Ziarno zawisłe w nieznanej przestrzeni
Kwiatów traw suchych a może z drzewa
Z sercem zmęczonym otartym łzami
W niewiedzy czy z deszczem popłynąć
Wypuścić korzenie by dotknąć sedna
Czy skrzydła przypiąć błękitnopióre
Nadziei
W poszukiwaniu swojej przystani
Tak wiele trzeba z rąk już wypuścić
Płótna napinać pod nowe obrazy
Tym co nie doszli pragnieniem małym
Dać pocałunek dziś słodko - gorzki
Tylko miłości co z wczoraj żalem
Nie sposób w sercu zagłuszyć
shanna
Komentarze (10)
pięknie!
pozdrawiam serdecznie :)
Pięknie i delikatna poezja. :)
Bardzo dziękuję wszystkim za poczytanie, komentarze i
przepraszam za moja skromną obecność; niedługo
wrócę"jak za dawnych lat" :-) Pozdrawiam serdecznie
subtelne liryczne obrazy. delikatna poetyka,
metaforycznie prowadzone strofy. świt uwznioślił się w
Twoich wersach.
pozdrawiam Cię serdecznie. :)
smutno mi, że nie zaglądasz :(
Pięknie
Świetnie i refleksyjnie, pozdrawiam :)
Bardzo ładny wiersz.
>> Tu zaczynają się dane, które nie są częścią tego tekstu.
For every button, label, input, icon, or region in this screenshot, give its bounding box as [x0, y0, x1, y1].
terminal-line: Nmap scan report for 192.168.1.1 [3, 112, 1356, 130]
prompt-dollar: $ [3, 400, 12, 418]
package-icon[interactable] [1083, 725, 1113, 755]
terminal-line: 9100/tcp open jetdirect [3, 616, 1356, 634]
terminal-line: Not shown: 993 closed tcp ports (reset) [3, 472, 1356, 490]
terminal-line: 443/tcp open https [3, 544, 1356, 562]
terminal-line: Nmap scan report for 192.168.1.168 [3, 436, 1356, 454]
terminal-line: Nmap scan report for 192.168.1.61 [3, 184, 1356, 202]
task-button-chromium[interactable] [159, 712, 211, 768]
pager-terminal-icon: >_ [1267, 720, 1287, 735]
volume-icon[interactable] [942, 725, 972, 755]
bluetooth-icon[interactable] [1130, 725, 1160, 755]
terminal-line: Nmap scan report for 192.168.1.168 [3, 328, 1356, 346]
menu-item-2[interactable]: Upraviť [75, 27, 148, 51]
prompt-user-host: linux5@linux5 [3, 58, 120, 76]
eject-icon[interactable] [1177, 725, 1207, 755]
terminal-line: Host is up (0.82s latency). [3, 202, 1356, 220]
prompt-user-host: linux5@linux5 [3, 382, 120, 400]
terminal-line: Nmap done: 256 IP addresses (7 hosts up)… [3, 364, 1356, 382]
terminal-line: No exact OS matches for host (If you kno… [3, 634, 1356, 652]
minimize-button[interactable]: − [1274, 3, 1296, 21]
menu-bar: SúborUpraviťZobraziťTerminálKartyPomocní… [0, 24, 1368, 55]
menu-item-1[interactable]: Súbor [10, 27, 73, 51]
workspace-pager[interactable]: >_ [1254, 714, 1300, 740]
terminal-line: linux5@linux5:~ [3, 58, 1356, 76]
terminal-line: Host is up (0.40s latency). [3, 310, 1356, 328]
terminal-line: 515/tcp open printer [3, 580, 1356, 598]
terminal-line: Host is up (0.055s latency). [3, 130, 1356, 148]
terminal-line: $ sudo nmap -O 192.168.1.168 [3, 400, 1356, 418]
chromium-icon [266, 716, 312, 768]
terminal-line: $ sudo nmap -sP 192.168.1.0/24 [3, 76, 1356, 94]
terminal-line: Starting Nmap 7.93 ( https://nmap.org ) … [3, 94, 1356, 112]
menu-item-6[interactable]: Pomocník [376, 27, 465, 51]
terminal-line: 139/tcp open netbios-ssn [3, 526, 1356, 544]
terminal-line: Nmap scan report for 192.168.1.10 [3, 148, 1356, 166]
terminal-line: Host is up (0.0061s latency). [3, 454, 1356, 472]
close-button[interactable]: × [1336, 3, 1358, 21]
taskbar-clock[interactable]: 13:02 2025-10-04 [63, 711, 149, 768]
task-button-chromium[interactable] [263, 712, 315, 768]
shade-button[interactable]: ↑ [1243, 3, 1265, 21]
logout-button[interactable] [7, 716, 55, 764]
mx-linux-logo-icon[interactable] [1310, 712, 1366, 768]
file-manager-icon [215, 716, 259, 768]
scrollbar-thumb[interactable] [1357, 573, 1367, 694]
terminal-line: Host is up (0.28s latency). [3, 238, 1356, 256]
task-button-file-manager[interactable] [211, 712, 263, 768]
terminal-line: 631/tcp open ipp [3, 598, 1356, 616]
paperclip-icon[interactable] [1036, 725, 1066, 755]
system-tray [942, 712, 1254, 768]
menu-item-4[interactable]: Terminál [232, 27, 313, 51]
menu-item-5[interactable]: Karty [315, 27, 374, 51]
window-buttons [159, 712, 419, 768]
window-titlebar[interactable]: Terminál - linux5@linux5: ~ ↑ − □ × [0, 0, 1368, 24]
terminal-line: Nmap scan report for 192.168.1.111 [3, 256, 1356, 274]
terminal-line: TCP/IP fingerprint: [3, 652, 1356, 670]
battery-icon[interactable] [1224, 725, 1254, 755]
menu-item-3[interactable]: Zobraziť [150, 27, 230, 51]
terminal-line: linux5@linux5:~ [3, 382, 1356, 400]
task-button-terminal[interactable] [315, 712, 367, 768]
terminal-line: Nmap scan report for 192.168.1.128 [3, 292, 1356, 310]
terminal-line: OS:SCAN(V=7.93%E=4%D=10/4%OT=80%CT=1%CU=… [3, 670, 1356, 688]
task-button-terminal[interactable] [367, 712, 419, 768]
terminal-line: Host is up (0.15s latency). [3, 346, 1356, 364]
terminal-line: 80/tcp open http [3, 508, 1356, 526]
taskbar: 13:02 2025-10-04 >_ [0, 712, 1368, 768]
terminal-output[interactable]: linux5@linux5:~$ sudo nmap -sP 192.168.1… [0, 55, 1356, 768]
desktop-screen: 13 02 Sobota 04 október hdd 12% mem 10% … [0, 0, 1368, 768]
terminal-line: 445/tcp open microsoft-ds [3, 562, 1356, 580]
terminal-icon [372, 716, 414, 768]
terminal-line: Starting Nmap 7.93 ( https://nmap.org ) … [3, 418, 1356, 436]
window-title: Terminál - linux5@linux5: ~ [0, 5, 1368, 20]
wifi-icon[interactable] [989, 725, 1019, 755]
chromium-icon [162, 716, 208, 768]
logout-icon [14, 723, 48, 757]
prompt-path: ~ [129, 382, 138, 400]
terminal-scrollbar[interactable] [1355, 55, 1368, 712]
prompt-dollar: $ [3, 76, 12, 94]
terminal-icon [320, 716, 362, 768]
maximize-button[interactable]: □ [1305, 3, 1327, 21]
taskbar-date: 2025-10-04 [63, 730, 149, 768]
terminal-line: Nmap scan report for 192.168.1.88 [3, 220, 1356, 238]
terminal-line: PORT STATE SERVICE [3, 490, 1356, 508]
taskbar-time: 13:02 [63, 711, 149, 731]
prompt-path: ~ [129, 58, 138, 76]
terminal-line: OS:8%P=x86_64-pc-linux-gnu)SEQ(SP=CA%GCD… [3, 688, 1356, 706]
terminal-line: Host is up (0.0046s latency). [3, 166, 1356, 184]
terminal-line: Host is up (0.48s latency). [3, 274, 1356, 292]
Nie łatwe jest poszukiwanie
swojej przystani.
Pozdrawiam serdecznie.
Mówią, że nadzieja umiera ostatnia, a miłości
prawdziwej faktycznie nie da się zagłuszyć, bardzo
ładny wiersz.
Dobrego wieczoru i nocy życzę:)
anula-2 bardzo dziękuję za ciepłe słowa.Pozdrawiam
serdecznie :-)
"Stara koszula z osnową przetartą",
a czas goni miłość dziś jakże wartko.
Pozdrawiam SHANNO, naprawdę jestem zauroczony,
kunsztowne rzemiosło poetyckie.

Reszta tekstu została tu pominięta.